Background/defining the problem
The provision of unproven cell therapies continues to be a major ethical challenge in the field of regenerative medicine.
From stem cell tourism to trouble at home
New tensions are becoming apparent between different stakeholder groups, particularly patients who are seeking to receive treatments and scientists who advocate tighter restrictions on provision.
Tapping the multinational research market
Transnational differences in the regulation of regenerative medicine reflect national strategies for scientific development in the context of global competition, but may enable research and innovation tourism that can have adverse effects on global scientific equity.
Patient rights & access to treatment: a new role as health consumers
Patient rights are assuming a larger role in the discourse, with the emergence of the health consumer role signaling a shift in the terms on which publics are seeking to access treatments.
Translational strategies for regenerative medicine?
If regenerative medicine is to succeed, it may require the exploration of new translational pathways, given the combination of scientific, social, political and economic factors at play.

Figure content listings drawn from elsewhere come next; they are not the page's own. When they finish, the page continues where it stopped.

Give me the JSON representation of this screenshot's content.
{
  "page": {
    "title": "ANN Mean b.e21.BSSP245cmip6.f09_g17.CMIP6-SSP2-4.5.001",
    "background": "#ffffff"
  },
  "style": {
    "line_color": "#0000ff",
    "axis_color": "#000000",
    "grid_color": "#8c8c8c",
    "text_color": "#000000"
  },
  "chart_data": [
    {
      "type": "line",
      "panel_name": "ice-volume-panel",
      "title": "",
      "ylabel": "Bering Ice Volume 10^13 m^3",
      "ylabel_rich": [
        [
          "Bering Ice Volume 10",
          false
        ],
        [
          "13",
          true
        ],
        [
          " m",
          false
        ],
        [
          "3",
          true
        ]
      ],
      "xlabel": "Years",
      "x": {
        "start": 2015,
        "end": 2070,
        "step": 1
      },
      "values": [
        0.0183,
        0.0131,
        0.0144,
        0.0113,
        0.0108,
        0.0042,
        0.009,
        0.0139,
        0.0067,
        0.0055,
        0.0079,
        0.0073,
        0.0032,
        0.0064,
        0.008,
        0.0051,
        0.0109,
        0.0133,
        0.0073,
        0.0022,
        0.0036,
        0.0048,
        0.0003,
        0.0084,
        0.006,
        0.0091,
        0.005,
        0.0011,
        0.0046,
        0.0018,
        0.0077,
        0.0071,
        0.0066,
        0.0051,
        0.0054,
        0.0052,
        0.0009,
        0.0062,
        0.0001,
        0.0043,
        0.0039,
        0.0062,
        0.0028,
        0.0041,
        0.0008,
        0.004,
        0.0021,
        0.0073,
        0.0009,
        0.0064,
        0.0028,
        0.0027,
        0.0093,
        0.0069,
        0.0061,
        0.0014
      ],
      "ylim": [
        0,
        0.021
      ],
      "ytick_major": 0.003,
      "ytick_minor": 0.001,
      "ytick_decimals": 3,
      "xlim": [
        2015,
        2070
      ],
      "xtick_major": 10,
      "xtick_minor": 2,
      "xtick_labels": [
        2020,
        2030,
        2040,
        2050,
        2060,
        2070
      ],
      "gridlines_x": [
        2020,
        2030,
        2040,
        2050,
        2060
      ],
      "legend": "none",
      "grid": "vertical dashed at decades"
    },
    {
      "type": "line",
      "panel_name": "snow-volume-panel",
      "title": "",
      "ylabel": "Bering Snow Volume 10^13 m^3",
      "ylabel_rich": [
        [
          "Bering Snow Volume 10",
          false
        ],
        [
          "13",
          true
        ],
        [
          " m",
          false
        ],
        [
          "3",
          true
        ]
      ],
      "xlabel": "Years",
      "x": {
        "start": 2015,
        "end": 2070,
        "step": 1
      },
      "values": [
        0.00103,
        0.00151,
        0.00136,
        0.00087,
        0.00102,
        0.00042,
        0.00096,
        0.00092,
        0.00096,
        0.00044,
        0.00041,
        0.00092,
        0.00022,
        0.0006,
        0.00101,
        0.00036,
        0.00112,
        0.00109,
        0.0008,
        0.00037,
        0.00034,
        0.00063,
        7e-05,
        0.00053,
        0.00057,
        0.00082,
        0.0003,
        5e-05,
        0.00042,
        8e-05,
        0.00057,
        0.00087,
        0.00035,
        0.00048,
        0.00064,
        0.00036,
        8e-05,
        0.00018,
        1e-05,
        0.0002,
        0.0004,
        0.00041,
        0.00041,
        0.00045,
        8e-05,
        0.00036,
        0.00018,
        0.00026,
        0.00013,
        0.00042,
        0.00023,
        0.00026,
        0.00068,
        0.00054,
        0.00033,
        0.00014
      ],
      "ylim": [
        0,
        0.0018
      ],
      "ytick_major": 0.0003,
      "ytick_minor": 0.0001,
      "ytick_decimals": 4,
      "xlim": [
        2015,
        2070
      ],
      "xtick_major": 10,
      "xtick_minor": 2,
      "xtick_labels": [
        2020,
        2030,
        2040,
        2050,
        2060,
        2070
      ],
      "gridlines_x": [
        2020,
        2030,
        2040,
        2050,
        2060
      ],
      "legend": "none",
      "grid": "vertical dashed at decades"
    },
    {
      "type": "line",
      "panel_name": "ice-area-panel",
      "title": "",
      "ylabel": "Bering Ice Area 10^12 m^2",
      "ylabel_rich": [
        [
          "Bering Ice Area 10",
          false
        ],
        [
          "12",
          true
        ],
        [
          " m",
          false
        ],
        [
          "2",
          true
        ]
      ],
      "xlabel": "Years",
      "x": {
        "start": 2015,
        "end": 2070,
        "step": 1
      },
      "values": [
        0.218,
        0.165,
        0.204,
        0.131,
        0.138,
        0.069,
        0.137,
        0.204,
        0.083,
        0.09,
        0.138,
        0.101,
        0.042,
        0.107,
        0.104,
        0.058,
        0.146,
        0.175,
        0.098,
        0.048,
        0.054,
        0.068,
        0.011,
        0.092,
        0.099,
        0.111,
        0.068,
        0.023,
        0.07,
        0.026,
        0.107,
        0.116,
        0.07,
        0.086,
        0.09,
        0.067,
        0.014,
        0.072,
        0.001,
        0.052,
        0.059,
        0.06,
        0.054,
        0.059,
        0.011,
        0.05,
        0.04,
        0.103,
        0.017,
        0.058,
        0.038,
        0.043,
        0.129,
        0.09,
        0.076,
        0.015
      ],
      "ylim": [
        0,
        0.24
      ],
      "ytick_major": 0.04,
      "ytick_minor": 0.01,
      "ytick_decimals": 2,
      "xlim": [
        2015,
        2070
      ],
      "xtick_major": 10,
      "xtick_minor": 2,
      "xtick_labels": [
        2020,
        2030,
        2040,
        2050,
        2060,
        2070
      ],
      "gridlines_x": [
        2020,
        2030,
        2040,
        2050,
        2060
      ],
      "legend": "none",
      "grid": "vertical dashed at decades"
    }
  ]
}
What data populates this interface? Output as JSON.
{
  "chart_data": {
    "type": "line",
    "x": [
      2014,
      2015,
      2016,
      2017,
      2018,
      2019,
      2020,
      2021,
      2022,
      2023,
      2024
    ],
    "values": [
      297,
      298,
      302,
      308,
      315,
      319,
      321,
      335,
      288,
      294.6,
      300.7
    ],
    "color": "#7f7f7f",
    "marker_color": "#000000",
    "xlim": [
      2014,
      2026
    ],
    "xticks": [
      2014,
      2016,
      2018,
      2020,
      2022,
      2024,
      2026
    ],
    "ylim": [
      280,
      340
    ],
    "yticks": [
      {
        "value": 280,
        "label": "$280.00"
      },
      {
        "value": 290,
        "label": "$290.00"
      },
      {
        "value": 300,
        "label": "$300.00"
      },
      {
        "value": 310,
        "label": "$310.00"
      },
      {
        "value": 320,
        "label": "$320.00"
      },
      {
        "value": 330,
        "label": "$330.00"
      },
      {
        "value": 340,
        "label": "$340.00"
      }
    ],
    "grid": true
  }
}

Reframing the relationships between publics and sciences and their roles with respect to research, innovation and the governance of science may help to navigate the challenges ahead.
Footnotes
Financial & competing interests disclosure
Work on this paper was supported by the Wellcome Trust (Seed Award ‘Patienthood and Participation in the Digital Era’, 204403/Z/16) and the Great Britain Sasakawa Foundation (Butterfield Award ‘Regulating the regenerative medicine market: Stem cell therapies in Japan and the UK’). The author has no other relevant affiliations or financial involvement with any organization or entity with a financial interest in or financial conflict with the subject matter or materials discussed in the manuscript apart from those disclosed.
No writing assistance was utilized in the production of this manuscript.